High hopes for isotopes
Uravan Minerals believes geochemistry may hold the key to locating uranium deposits
1 of 3Soil sampling is not new in exploration—but Uravan's technique of separating clays from soils was unorthodox and gave a more complete view of the elements present. — Photo courtesy Larry Lahusen
2 of 3Tree coring allowed scientists to chart lead ratios back many years. — Photo courtesy Larry Lahusen
3 of 3An overhead view of the Outer Ring Project in the Athabasca Basin. — Photo courtesy Larry Lahusen
From its beginning, Uravan Minerals Inc. has had a focus on innovation, research and development. Larry Lahusen, the company founder and CEO, has spent much of his life involved in exploration, from uranium in the Colorado Plateau to gold in the 1980s and ‘90s in Canada. He founded Uravan Minerals in 1997, searching first for nickel-copper and platinum group elements on the Rottenstone project in Saskatchewan.
In 2004, the uranium market had recovered sufficiently enough for Uravan to begin hunting for the next high-grade sources of the mineral. They started in the Thelon Basin in Nunavut, searching the Garry Lake project in the northern Thelon and teaming up with Cameco Corporation to explore the Boomerang project in the southwest Thelon. More recently, Uravan has acquired a number of properties in the Athabasca Basin from Cameco, as well as staking two additional claims, the Outer Ring project and Johannsen project properties.
The traditional method of determining uranium drill targets is through geophysics—measuring the electromagnetic (EM) responses of conductors. However, there are challenges with using EM imaging at greater depths, when the resolution of EM conductors decreases. Additionally, though previous drilling in the Athabasca Basin has shown that uranium deposits are found within 25 metres of a conductor, many conductors exist without adjacent deposits. How can explorers narrow down which conductors are drill-worthy?
A new way to search
The answer may lie within geochemistry, specifically lead isotopes.
“We needed to have something else that was going to get us from in the neighbourhood to finding the right house on the block,” said Lahusen. “Geochemistry was the way we went after this.”
Uranium-238 (U238) and uranium-235 (U235) decay to lead-206 (Pb206) and lead-207 (Pb207), respectively. The only source of these lead isotopes is uranium. In vegetation, soils and water removed from uranium deposits, the 207/206 ratio is approximately 0.9—generally known as common lead. At a uranium deposit, the 207/206 ratio is 0.10, referred to as radiogenic lead. As the radiogenic lead isotopes migrate away from the uranium deposit, the resulting mixture of radiogenic and common lead exhibits a 207/206 ratio of less than 0.65.
This anomalous isotope ratio may hold the key to identifying drill targets, but it has taken several years of research to understand the process of isotope migration. Uravan began researching lead isotope ratios at the Boomerang project, sponsoring a PhD student from the Queen’s Facility for Isotope Research (QFIR) at Queen’s University in Kingston, Ontario. Through soil and vegetation samples, as well as analysis of the basin sands, Uravan and QFIR were better able to understand fluid movement and reactivation of basement structures. They also used an unorthodox method of preparing the soil samples, and separated clay from soil, thus analyzing a homogenous sample of clay. This concentrates any of the mobile elements from greater depths.

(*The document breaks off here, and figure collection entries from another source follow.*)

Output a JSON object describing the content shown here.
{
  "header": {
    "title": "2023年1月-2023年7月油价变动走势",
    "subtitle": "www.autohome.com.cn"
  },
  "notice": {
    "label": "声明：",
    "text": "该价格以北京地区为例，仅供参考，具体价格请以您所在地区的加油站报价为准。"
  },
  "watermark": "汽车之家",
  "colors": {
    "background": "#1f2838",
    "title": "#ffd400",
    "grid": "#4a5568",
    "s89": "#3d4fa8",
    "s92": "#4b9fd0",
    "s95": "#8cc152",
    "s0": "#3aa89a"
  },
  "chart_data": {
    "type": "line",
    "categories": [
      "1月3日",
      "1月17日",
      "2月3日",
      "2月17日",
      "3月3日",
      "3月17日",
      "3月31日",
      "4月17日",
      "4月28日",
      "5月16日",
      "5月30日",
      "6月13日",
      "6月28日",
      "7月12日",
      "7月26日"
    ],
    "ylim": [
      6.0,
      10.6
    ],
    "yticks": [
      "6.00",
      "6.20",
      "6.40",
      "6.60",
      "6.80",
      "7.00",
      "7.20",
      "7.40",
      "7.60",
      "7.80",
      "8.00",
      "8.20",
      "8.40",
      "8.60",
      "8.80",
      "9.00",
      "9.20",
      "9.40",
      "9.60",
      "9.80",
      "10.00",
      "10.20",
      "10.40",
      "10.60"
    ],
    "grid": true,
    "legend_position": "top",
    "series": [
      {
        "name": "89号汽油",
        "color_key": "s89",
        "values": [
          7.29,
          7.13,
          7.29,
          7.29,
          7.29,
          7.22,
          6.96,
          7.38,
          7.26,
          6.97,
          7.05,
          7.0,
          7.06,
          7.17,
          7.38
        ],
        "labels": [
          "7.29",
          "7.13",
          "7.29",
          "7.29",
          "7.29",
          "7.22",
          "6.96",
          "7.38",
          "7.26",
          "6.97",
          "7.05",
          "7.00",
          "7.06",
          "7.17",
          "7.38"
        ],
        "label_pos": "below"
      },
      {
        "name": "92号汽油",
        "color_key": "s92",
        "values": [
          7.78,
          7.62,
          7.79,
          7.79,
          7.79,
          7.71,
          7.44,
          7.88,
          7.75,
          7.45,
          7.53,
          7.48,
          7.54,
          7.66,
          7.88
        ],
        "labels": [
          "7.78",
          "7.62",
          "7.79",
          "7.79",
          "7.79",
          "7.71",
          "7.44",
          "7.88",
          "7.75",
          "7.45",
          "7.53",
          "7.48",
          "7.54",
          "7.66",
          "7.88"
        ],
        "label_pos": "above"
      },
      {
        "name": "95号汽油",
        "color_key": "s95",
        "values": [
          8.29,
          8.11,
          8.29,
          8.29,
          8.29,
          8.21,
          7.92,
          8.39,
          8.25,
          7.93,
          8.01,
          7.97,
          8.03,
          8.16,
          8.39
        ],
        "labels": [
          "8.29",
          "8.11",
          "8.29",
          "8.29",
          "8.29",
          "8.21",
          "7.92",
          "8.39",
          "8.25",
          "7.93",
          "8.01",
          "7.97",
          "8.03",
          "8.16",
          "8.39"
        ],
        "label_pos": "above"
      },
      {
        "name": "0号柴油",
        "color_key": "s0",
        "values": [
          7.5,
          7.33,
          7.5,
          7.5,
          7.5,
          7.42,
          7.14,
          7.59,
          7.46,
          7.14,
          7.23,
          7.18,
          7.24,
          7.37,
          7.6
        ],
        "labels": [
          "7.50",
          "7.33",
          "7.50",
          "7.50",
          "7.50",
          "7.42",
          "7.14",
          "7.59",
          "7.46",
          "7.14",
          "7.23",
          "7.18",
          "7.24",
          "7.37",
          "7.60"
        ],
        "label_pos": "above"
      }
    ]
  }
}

Next, fellow exploration companies AREVA and Cameco allowed Uravan to conduct a study on the Cigar Lake deposit, a known high-grade uranium source. Soil and vegetation samples were taken; elements present within the fracture zones above the deposit were identified and tree cores were analyzed.
Potential game-changers
The results, which showed clear isotopic signatures and elements that had migrated through sandstone, were promising—so much so that Uravan and QFIR have entered into a three-year grant to further study the theory behind isotope migration. Uranium deposits—and other mineral deposits such as copper-lead—are, as Lahusen said, “big lunch boxes for microbes.” The microbial activity creates gaseous compounds that travel upward, leaving behind the identifiable elemental and isotopic anomalies.
A current focus at Uravan is drilling on its Outer Ring project. It is here that applied research, employing the results from the Cigar West study, becomes evident, as the drill targets are based solely on geochemistry. Spectral analysis of core samples will be compiled to deduce the hydrothermal activity that has occurred. A weak acid leach of core sand grains—another innovative approach—will shed light on the fluids that have travelled through the sandstone, potentially including radiogenic lead. Though all five holes may not indicate uranium mineralization, positive results would signify that Uravan is looking in the right area.
“This is the first time ever that anyone has drilled a geochemical target without a geophysical signature,” said Lahusen. “If it’s successful, it’ll be a game-changer with regard to how exploration is carried out in the Athabasca Basin.”